La lluvia es la vida.
Por eso hay gente a la que le escuece, y por eso se refugian bajo
esos incómodos y aparatosos manojos de plástico con metal. Porque
no quieren que sus rancias y finas cáscaras se empapen y pierdan la
forma, y en cuanto llegan a casa se tienden a secar. Es peligroso que
la cáscara se les resbale: puede que su anodina alma escape y su
composición se mezcle con la del resto de la mediocre atmósfera.
Hay unas pocas personas
que reniegan de esos inservibles manojos de hierro y tela artificial,
y son aquellas que tienen un fruto dentro de la cáscara. A veces
cuando empieza a llover, no huyen, y dejan que el agua les empape y
les quite el rígido envoltorio que llevan puesto, desnudándolas,
porque saben que dentro de ellos hay algo más que aire, y que no se
van a disolver.
¿Alguien alguna vez se
ha preguntado qué es lo que pasa cuando llueve? Siempre andamos
mirando al suelo, para que no se nos moje la cara, o simplemente nos
tapa la visión ese armatoste al que me he referido ya dos veces. En
realidad, no sabemos lo que pasa cuando llueve, a no ser que miremos
por la ventana, pero entonces solo vemos lo que siempre está a
nuestro alcance, y eso es precisamente lo que carece de valor.
Yo creo que lo que pasa
cuando llueve es lo que siempre pensamos que nunca pasa. Muchos
alquimistas han buscado durante toda una vida la misma fórmula, y
otros, durante esta, han estado peleando contra el tiempo por el oro,
por los más divinos tesoros, por las mujeres más bellas y los más
grandes hallazgos, y no reparan en que esa vida que gastan, esa vida
que les hace falta, está en la lluvia. Si ellos supieran...
Cuentan que, una vez,
hubo alguien que supo, un hombre que un día salió a la lluvia. Pero
no se quedó en la ciudad, sino que siguió los caminos del ocaso,
los mismos que Antonio Machado, y se dirigió hacia donde la lluvia
siempre quiere caer, hacia donde el suelo siempre quiere recibirla.
Cuentan que ese hombre
no dejó de andar bajo la lluvia hasta que todo lo que le rodeó fue
de color verde.
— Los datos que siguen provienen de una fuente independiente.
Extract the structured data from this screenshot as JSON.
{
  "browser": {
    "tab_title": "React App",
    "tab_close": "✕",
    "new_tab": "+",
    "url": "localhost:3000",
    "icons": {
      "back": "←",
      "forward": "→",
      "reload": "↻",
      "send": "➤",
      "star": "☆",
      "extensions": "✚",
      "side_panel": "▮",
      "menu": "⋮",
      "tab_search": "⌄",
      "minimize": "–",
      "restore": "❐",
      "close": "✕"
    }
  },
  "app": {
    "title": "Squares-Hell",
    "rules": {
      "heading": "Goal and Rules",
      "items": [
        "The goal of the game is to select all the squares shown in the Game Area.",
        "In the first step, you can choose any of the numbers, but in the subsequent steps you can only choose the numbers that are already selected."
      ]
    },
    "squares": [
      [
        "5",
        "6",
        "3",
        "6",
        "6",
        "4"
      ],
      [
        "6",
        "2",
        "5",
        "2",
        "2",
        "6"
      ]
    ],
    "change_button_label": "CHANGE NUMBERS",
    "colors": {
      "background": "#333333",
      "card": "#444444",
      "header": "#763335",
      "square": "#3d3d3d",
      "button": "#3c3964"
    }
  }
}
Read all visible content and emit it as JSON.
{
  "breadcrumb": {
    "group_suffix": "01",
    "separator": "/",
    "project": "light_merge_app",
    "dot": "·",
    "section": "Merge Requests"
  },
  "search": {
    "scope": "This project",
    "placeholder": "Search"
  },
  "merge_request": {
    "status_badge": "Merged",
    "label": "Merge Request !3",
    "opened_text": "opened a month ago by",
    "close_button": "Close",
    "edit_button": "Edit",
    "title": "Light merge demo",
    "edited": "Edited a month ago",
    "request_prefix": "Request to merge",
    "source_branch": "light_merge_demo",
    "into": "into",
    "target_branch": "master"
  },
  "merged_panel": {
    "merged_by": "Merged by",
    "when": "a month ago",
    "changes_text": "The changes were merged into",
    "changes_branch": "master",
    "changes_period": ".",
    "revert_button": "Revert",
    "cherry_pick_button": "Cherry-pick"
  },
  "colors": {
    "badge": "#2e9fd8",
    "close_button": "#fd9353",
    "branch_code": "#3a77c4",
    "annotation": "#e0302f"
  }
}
Al fin y al cabo, el verde es el color de la magia.
El cielo, sin embargo, era una mezcla de blanco, de gris y de negro,
y el negro se oponía al blanco, pero existía gracias a él, y ambos
pasaban a ser gris, como bien decía Hegel, en armónica evolución.
Lo importante es que
aquel hombre vio lo que pasaba bajo la lluvia, y os lo voy a decir,
pero no me vais a creer.
La lluvia enlazó ese
mágico verde a aquellos grises idealistas, y el hombre pudo ver cómo
el cielo se inclinaba a besar las pálidas cumbres de las montañas,
que se sentían solas, siempre tan quedas, siempre tan equilibradas.
Porque, como sucede en otras ocasiones, lo que parece invencible por
fuera, por dentro se derrumba. Aquella tarde, sin embargo, fue el
horizonte el que se derrumbó sobre la tierra, y acarició las
flexibles formas de las hojas, como tímido, mientras seguía besando
a las montañas, y el verde escalaba por su piel, correspondiéndole,
ascendiendo por la bella atmósfera de agua derramada.
Fue entonces cuando
apareció la vida, siempre alegre, siempre efímera, e hizo cantar a
los grillos, que eran fieles centinelas de sus noches, y cuya melodía
solo podía compararse con la de los pájaros, que en ese momento
hacían montar a las gotas sobre sus lomos, porque les daba pena que
cayeran.
Aunque los pájaros,
como suele suceder a los que se guían por la dirección del viento,
se equivocan a menudo, y no sabían que el que ese precioso beso
acabara, solo significaba que iba a volver a acontecer.
Porque las gotas, corren
por los caminos, ayudadas por las verdes praderas inclinadas, y ríen
y se revuelcan hasta que vuelven a caer al río del que provenían,
momento en el que todas callan y se mueven al unísono, como sucede
con nosotros cuando queremos ir a un lugar importante. El hombre no
pudo seguirlas más tiempo, por desgracia, porque como ya sabéis,
los ríos van a parar a la mar, y la mar es muy celosa, y nunca
quiere que nadie vea cómo el cielo la vuelve a besar para recoger
sus gotas, ni siquiera los piratas que mejor la conocen, aunque ésta
ya sepa que su cielo es amante también de las montañas.
No se sabe aún quién
es ese hombre que observó la vida estallar, porque lleva tanto
tiempo sin morir que nadie lo recuerda.